The IRS guidance says employers can “make arrangement to otherwise collect” the taxes if withholding isn’t an option. “However, it is not clear just how far an employer could go to collect such amounts and what means (if any) the employer would have to enforce collection,” Barber says.

Also, employers need further clarification on any applicable penalties for improperly deferring payroll taxes for employees whose wages are ultimately determined ineligible for deferral, Barber says.

What if an employer is unable to withhold all the deferred taxes by April 30, 2021? Lacey says the IRS guidance indicates the employer will be “on the hook” for any taxes deferred but unable to be withheld from employee pay.

“This raises particular risks for situations such as employee terminations, furloughs, and unpaid leaves of absence where there may be insufficient wages available after January 1, 2021, to withhold all deferred taxes,” Lacey says. “Employers that choose to utilize the deferral option will want to carefully plan for any such situations.”

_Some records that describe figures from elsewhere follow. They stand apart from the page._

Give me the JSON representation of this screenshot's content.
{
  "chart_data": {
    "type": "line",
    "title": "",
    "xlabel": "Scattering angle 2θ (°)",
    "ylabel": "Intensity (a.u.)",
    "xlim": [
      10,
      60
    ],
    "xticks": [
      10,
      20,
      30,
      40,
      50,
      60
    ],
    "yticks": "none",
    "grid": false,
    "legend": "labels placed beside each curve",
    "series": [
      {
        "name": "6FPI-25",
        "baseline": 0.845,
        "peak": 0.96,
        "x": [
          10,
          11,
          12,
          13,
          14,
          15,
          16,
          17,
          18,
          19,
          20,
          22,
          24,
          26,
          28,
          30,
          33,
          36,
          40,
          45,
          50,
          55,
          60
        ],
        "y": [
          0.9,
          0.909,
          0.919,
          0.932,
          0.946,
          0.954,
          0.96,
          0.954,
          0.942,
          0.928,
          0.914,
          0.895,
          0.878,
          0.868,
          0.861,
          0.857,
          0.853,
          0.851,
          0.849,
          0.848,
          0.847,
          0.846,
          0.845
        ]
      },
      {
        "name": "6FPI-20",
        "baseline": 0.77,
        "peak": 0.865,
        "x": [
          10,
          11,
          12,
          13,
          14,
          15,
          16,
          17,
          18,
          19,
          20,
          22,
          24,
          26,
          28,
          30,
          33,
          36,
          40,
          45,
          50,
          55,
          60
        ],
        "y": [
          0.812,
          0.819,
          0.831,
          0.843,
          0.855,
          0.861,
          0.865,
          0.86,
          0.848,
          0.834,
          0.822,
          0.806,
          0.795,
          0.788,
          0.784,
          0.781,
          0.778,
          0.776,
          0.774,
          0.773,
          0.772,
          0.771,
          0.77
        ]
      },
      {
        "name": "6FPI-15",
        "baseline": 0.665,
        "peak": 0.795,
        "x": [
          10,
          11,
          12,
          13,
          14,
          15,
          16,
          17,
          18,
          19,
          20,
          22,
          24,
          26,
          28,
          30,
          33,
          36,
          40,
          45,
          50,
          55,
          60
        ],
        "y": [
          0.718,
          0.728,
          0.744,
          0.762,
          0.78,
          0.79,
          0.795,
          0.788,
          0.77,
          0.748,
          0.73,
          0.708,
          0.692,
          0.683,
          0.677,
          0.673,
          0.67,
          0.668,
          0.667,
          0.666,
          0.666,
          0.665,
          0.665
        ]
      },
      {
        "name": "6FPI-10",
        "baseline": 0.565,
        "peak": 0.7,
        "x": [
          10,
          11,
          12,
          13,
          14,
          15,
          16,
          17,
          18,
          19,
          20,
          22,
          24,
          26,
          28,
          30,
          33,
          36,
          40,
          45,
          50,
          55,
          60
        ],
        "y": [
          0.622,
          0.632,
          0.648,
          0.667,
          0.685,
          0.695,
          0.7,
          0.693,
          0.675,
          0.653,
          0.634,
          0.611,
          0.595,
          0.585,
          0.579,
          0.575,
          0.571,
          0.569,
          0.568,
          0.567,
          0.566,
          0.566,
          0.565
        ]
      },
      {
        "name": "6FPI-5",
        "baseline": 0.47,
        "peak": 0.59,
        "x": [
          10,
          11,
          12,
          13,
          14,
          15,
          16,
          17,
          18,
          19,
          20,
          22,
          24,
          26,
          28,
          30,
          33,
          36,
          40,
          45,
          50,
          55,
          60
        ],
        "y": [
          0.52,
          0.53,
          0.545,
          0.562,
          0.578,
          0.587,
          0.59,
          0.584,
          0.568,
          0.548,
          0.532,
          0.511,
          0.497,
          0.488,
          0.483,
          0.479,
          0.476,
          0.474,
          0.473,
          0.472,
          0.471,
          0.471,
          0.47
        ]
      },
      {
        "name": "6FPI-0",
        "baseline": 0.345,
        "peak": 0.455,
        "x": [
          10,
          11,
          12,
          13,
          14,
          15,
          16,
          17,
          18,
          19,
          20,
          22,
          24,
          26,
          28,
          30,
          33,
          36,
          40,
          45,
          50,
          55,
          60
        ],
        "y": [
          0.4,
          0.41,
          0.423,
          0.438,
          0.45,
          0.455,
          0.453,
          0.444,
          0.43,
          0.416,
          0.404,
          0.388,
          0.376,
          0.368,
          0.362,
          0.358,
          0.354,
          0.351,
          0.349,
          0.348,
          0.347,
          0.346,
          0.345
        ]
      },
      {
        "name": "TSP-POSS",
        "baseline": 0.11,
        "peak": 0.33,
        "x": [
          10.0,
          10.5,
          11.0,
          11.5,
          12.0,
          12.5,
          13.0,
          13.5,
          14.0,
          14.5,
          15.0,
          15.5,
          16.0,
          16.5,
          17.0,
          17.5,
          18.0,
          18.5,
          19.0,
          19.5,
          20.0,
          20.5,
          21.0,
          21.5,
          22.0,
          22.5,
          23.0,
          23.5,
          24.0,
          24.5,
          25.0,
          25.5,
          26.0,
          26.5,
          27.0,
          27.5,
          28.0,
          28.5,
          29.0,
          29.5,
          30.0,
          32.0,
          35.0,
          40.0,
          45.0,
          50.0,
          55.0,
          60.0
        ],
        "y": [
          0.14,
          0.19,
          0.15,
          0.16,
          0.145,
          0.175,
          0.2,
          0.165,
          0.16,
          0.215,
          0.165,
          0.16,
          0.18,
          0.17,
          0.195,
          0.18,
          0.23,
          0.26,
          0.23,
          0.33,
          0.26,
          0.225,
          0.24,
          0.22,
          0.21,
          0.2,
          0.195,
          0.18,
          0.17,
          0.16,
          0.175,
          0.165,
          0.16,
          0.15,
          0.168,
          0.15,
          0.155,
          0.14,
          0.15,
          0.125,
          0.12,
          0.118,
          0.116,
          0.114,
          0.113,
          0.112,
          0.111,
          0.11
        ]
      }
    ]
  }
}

Another complication centers on eligibility for deferral, since some employees whose paychecks aren’t the same each pay period may fall in and out of eligibility during the deferral period, Barber says.

What About Forgiveness?

The president’s memorandum says the secretary of the Treasury “shall explore avenues, including legislation” to provide forgiveness of deferred taxes, but that is unlikely, Barber says, since the Internal Revenue Code gives the president the power only to postpone—not forgive—tax payments during a federal disaster declaration.

“Any forgiveness of the underlying tax liability will require congressional action,” Barber says. “Historically, both Republicans and Democrats in Congress have been very reluctant to reduce FICA taxes (even on a short-time basis) given the financial impact on Social Security and Medicare.”

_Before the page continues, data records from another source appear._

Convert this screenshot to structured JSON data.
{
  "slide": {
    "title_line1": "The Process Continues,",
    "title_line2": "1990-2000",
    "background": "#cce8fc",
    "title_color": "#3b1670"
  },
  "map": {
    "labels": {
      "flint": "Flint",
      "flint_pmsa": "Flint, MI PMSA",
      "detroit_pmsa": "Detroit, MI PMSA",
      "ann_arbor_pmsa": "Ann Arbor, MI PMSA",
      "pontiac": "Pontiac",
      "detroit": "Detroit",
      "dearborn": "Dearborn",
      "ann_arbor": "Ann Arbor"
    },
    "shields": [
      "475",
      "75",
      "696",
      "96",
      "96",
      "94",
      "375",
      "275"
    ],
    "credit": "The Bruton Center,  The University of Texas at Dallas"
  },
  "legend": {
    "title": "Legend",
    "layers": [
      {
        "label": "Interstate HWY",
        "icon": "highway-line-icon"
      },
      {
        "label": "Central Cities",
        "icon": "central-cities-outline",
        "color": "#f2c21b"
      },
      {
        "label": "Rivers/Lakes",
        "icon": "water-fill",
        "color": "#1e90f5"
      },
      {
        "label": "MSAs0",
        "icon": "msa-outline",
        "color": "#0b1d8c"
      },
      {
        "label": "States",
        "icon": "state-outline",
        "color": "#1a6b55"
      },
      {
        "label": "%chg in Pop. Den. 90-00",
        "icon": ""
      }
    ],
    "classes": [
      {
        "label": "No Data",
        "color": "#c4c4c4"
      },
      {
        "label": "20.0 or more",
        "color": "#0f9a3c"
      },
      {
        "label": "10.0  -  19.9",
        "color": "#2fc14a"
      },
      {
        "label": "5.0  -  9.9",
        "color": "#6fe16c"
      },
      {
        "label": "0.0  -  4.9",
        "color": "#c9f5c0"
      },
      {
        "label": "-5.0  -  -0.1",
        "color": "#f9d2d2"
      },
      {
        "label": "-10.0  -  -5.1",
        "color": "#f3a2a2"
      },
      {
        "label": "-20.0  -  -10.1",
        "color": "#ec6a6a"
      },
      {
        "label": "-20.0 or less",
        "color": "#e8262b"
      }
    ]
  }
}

In addition, Barber says if Congress were to forgive the deferred taxes, the forgiven amount probably would constitute additional income, meaning employees would need to pay additional income tax.

Advice to Employers

Even though questions remain, Barber says employers should start identifying the employees who might qualify for the deferral and determine what systematic administrative changes might be necessary.

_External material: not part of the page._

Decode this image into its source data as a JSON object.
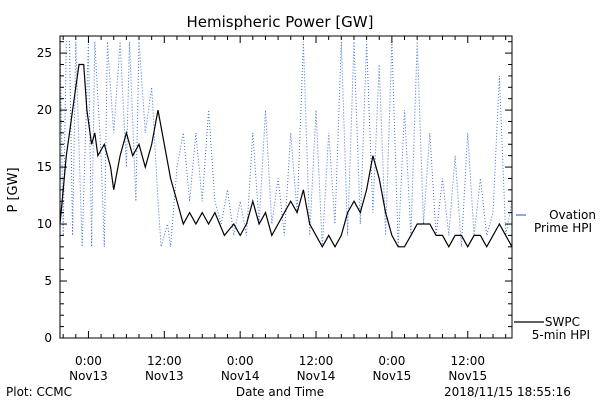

Communication to employees also is a major challenge for HR departments. “Where a company chooses to defer, it will be critical to educate the employees that this is merely a deferral and this amount will be due starting in January of 2021,” Barber says. “Employees should be well advised not to rely on forgiveness of this amount.”

Barber advises employers to consider providing hypothetical examples showing the savings the deferral would provide through the end of the year and the increased tax—lower net pay—that employees can expect between January 1 and April 30, 2021.

“The key is making sure the employee will not be surprised once repayment begins,” Barber says.

In his summary of the IRS guidance, Lacey says if employers choose to defer withholding, they will need to communicate to employees why their take-home pay has increased through the end of the year. Likewise, employees also will need to understand why take-home pay will decrease between January 1 and April 30, 2021.

Barber says the tax deferral is “akin to a short-term interest-free loan,” and employers will need “to evaluate whether employees would even appreciate this deferral versus the administrative hassle of implementation.” He points out that the additional amount to be collected between January 1 and April 30, 2021, will mean lower take-home pay than an employee was used to before the deferral period.

“This could certainly enhance financial stress, which is typically heightened following the holidays, when repayment is required to begin,” Barber says.